Teníamos esas conversaciones. Manolo al volante. Yo descalzo, con los pies sobre la guantera. A veces, Manolo me miraba; a veces me pasaba la mano por la cabeza. A veces no me miraba en absoluto y mantenía la vista al frente, pendiente del tráfico o de los aviones que atravesaban la ciudad, o del cambio de luces de los semáforos. La carretera, deslizándose debajo, era como un largo puñal, como si en vez de avanzar nosotros, ella se adentrara. Hasta que al filo de las cuatro de la tarde llegábamos al warehouse de Ovidio, en la 32 Ave NW y la 79 St de Miami Norte: una larga nave con centenares de cajas superpuestas, carritos de supermercado, un montacargas, tanques de desechos, baño portátil y tres o cuatro trabajadores fumando o merodeando por los alrededores o conversando entre ellos. También parecían objetos, cosas que nunca abandonaban el warehouse y que en vez de morir se iban a echar a perder.

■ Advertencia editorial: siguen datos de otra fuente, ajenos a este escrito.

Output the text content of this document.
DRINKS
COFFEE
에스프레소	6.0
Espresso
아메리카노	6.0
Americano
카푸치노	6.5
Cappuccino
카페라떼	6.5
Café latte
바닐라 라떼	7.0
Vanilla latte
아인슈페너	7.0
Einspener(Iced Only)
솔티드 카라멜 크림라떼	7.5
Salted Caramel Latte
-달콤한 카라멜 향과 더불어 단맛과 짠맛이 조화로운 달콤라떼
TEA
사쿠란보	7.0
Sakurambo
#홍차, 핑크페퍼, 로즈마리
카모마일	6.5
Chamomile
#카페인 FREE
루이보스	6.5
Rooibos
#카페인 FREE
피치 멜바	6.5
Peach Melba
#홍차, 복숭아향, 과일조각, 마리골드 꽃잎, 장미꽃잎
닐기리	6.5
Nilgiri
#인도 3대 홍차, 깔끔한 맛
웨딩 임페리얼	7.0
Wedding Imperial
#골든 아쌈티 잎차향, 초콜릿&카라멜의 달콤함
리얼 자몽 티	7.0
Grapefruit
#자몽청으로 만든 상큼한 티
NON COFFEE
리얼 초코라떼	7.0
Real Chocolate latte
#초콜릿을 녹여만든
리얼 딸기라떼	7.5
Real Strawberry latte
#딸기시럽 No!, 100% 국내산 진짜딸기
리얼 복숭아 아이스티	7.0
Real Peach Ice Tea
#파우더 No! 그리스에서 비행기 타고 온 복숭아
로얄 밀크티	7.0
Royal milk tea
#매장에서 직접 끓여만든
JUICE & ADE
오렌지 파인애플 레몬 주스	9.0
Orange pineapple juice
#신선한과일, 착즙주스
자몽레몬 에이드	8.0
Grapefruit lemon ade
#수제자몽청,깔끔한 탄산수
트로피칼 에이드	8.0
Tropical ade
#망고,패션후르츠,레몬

Era un buen negocio; desgastante, pero estable. Ovidio rondaba los cincuenta. Alto, con anchas entradas, bigotillo chaplinesco y de hablar relampagueante, como si las palabras le hicieran perder el tiempo y necesitara soltarlas rápido, apiñarlas. Ovidio siempre estaba alejándose de uno. Siempre te hablaba yéndose a otro lugar, haciéndote saber que no eras lo más importante. Era emigrante desde los noventa y, desde entonces, Ovidio compraba cocos a los coqueros de la ciudad y luego los empacaba para una empresa de turismo en Nueva York. Imaginé alguna playa como Coney Island o Rockaway Beach, repleta de gringos adinerados con ganas de solearse, untados en cremas caras, acostados sobre tumbonas a la orilla del mar y bebiendo con absorbentes el agua fresca de los cocos que nosotros tumbábamos en una serie de escenas que se repetían, monótonas, iguales a sí mismas, día tras día. Manolo yendo a casa de mi amiga a despertarme sobre las ocho de la mañana; yo, desvelado desde antes, rezando para que se pinchara una goma del Ford o se desatara un vendaval, cualquier cosa que me librara del deber. Yo, luego, vistiéndome con el rostro desencajado, preguntándome por qué debía ayudar a Manolo, por qué no podía hacerlo él solo. Nosotros remontando la I-95 o el Palmetto, a veces durante más de una hora, lo mismo hacia el sur que hacia el norte: Kendall, Naples, Broward, West Palm Beach, o permaneciendo en el propio Hialeah. Nosotros, fauna matutina, amigos de los podadores de árboles, de los dores de basura, de los carteros. Nosotros haciendo estancia en cualquier gasolinera de paso o bajo la sombra de algún árbol esquinado para zamparnos la merienda. Manolo tocando puertas: sí, o no, o después, o no soy el propietario, o lléveselos, o sabemos lo que es ganarse el pan, o túmbelos pero no me estropee el jardín, o déjeme unos cuantos. Y yo hosco, o tímido, o harto, o jovial. Manolo sin chistar, parapetado detrás de los espejuelos, un gorro con orejeras para cubrirse del sol, un gorro como de soviet en terreno enemigo.
Yo al borde del desmayo, los labios blancos, la garganta como papel de lija, las manos ligeramente temblorosas y aquellos chorros de calor —junio derretido— reverberando sobre el asfalto. Manolo atracando las matas de casas clausuradas, yo secundándolo con temor.
Manolo lamentándose después de una jornada pobre: días de ningún coco, días de cuatrocientos, días mediocres y días provechosos. Días en los que nos encontrábamos con otros coqueros y los medíamos con recelo, o les tendíamos un saludo afectuoso. Yo, paulatinamente, esforzándome para que Manolo trabajara menos, apurándome para cargar algo antes de que Manolo lo cargara, intentando que mi mano o mi hombro llegasen primero que su mano o su hombro. Yo tumbando los cocos con la vara y Manolo atrapándolos con el cojín.
Manolo con los músculos cansados y yo soñando con cocos, cocos que me hablaban, cocos que padecían si yo los dejaba caer, cocos que pedían que no nos los lleváramos, madres cocos llorando por sus hijos cocos, cocos que se inmolaban, cocos kamikazes y cocos que, abiertos, me miraban con rostro lánguido y envueltos en dignidad pedían respetuosa sepultura.